Others have also floated other changes that they’d like to see incorporated into the cannabis bill such as expanding protections to free up marijuana industry access to all forms of financial services, including representation on major U.S. stock exchanges.

That request has faced some criticism from other advocates who say that would be an inappropriate move to help businesses while efforts to legalize marijuana stall in Congress.

A major cannabis lobbying firm apologized in May after sending a letter to Senate Banking Committee leadership concerning the banking bill that contained “inappropriate” references to investments from China in a “misguided attempt” to push for amendments expanding the legislation.

Sen. Jacky Rosen (D-NV) also recently said that she wanted the SAFE Banking Act to pass with an amendment allowing cannabis businesses to access federal Small Business Administration (SBA) services.

In April, Schumer said that he was “disappointed” that a so-called SAFE Plus package of cannabis reform legislation didn’t advance last year, saying “we came close,” but “we ran into opposition in the last minute.” He said lawmakers will continue to “work in a bipartisan way” to get the job done.

The majority leader has been holding meetings with Democratic and Republican members in the early months of the new Congress to discuss cannabis reform proposals that might have bipartisan buy-in this year.

Sen.
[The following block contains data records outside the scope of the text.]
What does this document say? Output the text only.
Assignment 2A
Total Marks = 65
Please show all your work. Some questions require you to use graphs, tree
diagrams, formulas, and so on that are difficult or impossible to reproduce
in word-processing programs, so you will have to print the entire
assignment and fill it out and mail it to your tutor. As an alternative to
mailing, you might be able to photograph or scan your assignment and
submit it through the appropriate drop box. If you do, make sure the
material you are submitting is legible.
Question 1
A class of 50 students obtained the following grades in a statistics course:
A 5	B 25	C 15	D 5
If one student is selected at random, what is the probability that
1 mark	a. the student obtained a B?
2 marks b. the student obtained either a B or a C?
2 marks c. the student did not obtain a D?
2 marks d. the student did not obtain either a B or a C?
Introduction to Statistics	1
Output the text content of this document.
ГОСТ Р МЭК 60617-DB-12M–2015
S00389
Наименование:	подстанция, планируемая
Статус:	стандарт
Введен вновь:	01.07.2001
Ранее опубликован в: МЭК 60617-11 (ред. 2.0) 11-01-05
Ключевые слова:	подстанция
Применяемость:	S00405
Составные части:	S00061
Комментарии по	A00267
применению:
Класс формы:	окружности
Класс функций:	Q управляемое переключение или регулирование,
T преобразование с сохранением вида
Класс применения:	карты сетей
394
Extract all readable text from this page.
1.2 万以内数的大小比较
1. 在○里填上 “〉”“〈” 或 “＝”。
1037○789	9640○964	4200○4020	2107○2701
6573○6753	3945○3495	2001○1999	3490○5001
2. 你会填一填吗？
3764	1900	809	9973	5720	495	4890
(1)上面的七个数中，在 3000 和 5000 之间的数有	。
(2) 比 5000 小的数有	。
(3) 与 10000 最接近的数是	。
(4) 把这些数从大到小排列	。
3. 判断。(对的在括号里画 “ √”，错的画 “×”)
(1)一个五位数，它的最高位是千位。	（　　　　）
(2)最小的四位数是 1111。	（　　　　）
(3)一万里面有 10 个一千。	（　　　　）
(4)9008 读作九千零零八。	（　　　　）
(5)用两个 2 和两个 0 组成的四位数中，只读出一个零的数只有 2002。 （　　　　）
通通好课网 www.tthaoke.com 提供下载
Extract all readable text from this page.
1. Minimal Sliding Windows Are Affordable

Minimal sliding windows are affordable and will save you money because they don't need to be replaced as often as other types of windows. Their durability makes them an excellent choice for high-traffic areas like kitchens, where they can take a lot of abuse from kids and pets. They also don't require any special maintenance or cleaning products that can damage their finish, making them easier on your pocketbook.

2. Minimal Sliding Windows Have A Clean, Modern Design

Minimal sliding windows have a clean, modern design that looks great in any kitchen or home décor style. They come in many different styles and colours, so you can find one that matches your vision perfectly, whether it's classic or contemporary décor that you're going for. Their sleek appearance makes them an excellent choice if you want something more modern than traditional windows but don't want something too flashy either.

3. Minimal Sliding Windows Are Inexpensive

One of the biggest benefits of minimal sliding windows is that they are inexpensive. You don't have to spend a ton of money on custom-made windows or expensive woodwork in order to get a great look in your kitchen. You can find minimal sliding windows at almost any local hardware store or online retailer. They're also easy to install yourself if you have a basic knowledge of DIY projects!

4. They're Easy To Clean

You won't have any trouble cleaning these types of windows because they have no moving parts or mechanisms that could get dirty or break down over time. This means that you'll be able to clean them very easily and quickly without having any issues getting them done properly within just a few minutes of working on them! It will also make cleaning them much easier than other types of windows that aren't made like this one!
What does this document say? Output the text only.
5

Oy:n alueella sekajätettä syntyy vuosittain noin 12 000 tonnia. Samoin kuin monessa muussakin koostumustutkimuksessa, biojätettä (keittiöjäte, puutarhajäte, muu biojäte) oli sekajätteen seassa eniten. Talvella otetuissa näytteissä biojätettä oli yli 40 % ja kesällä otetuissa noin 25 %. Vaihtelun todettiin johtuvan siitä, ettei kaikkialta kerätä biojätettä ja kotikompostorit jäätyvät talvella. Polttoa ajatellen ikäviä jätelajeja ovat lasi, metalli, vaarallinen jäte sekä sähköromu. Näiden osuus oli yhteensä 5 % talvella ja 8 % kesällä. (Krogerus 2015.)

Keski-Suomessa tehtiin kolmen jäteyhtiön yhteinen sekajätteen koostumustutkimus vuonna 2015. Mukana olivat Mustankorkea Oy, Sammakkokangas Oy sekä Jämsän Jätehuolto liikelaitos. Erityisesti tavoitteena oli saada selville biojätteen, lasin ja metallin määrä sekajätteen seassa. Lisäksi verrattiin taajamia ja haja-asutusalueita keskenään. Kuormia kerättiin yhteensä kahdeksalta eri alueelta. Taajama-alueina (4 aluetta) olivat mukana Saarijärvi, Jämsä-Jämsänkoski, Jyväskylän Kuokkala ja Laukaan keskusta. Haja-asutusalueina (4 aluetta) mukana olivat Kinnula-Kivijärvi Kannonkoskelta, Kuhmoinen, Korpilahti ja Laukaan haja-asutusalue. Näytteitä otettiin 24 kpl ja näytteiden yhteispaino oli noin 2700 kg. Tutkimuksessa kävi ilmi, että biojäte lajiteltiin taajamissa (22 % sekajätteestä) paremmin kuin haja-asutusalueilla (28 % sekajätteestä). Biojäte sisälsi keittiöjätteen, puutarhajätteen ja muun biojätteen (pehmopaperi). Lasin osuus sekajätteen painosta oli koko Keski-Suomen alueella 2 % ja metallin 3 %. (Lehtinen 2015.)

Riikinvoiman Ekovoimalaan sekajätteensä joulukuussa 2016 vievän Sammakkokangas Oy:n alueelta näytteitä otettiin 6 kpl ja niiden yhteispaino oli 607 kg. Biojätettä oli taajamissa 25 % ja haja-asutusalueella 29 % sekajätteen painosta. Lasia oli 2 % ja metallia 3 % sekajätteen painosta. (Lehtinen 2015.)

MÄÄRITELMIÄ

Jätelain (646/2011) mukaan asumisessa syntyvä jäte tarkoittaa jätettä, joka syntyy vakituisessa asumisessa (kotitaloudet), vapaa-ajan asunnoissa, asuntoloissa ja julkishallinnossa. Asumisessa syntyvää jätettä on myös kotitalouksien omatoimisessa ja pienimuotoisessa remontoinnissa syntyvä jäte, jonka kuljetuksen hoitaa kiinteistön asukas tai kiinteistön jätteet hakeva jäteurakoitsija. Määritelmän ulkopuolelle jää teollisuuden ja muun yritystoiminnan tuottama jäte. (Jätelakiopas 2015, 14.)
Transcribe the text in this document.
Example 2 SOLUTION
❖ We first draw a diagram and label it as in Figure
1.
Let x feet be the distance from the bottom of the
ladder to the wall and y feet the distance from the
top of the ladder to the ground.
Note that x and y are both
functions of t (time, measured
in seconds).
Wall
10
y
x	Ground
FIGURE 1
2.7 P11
Cory Booker (D-NJ) said recently that lawmakers are working to “resurrect” the cannabis reform package, acknowledging that failure to advance a banking fix for the industry “literally means that hundreds of businesses go out of business.

Rep. Earl Blumenauer (D-OR), who is a lead sponsor of the House version of the SAFE Banking Act, said at a recent press briefing that thinks it’s important that advocates and lawmakers align on any incremental proposals to end the drug war, warning against an “all-or-nothing” mentality.

The American Bankers Association (ABA) also recently renewed its call for the passage of the legislation. And all 50 of its state chapters did the same, as did insurance and union organizations, in recent letters to congressional leadership.